Hoogwaterbeschermingsprogramma
Het beleidsdoel van het HWBP is het voorkomen van overstromingen door het voldoen aan wettelijke normen voor de waterkering langs ondermeer de Nederlandse kust. Deze doelstelling is vastgelegd in de Waterwet (artikel 2.1, 2.2, 2.12, 4.1). Elke zes jaar worden de waterkeringen getoetst, de waterkeringbeheerder (in veel van de kustgebieden is dit het waterschap) is verantwoordelijk voor deze toetsing. Indien de waterkering niet voldoet, dient deze versterkt te worden. Naast harde constructies wordt in toenemende mate gebruik gemaakt van zandige oplossingen (duin-en strandsuppleties) om de kust te versterken (Stronkhorst & de Ronde, 2014).
Kustlijnzorg
Bij suppleties voor de kust is een uitgangspunt het dynamisch handhaven van de kustlijn ten behoeve van waterveiligheid (Stronkhorst & Loffler, 2014) en functies in het duingebied.

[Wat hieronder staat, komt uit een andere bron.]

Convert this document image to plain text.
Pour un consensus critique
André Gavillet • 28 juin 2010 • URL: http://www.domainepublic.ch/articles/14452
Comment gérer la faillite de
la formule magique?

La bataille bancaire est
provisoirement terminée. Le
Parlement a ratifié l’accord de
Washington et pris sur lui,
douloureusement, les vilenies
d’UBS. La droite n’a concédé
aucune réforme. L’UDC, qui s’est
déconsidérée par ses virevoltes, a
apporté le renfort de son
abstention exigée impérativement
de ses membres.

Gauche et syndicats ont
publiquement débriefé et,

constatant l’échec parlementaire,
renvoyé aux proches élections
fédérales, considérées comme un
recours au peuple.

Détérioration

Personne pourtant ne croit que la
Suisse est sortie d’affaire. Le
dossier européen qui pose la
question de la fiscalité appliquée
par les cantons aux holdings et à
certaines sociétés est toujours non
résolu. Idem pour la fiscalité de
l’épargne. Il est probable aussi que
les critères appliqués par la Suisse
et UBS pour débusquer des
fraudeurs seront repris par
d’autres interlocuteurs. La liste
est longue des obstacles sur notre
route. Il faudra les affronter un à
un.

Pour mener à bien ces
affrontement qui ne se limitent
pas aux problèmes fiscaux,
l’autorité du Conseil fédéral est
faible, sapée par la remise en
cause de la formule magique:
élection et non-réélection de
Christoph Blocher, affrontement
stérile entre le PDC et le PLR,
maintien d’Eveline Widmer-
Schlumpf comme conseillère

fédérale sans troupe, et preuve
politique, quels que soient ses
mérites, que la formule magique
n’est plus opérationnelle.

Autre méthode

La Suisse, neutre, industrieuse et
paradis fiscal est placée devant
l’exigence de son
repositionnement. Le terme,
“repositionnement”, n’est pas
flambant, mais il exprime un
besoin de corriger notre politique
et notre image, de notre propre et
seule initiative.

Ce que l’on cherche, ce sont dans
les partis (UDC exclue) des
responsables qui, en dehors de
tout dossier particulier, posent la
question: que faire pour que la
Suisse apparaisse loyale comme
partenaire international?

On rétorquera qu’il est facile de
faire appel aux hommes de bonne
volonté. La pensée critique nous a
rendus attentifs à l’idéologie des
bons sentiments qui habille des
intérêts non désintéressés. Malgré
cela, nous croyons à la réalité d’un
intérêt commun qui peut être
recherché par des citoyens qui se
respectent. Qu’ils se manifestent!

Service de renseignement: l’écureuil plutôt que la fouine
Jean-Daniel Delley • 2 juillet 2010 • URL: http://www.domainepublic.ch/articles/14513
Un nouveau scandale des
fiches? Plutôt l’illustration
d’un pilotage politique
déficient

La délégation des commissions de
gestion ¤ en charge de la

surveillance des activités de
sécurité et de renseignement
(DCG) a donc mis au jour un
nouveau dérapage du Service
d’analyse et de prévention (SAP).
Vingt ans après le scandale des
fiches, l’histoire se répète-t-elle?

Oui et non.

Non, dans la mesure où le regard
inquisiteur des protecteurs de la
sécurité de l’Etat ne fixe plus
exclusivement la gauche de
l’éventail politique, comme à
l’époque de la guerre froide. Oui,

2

Dit is verankerd in de Waterwet (artikel 2.7). Het handhaven van het zandvolume in het kustfundament is vastgelegd in het kustbeleid, waarbij rekening wordt gehouden met een tijdschaal van 50 tot 200 jaar. Figuur 5 toont waar er gesuppleerd is tussen 2001-2011. Rijkswaterstaat rapporteert jaarlijks over de staat van de kust en leidt daaruit af waar suppleties wenselijk zijn middels het kustlijnkaartenboek. Er is niet altijd sprake van een expliciete relatie tussen de suppleties in het kader van kustlijnzorg (handhaving basiskustlijn) en het handhaven van de veiligheidsnormering (HWBP). De prioritering van BKL boven kustfundament is gebaseerd op urgentie in de tijd. Immers het kustfundament wordt onderhouden voor het op lange termijn instant houden van de basiskustlijn.
figuur 5: Totale hoeveelheid uitgevoerde zandsuppleties in de periode 2001-2011 (Bron: Ministerie van Infrastructuur en Milieu, 2011b).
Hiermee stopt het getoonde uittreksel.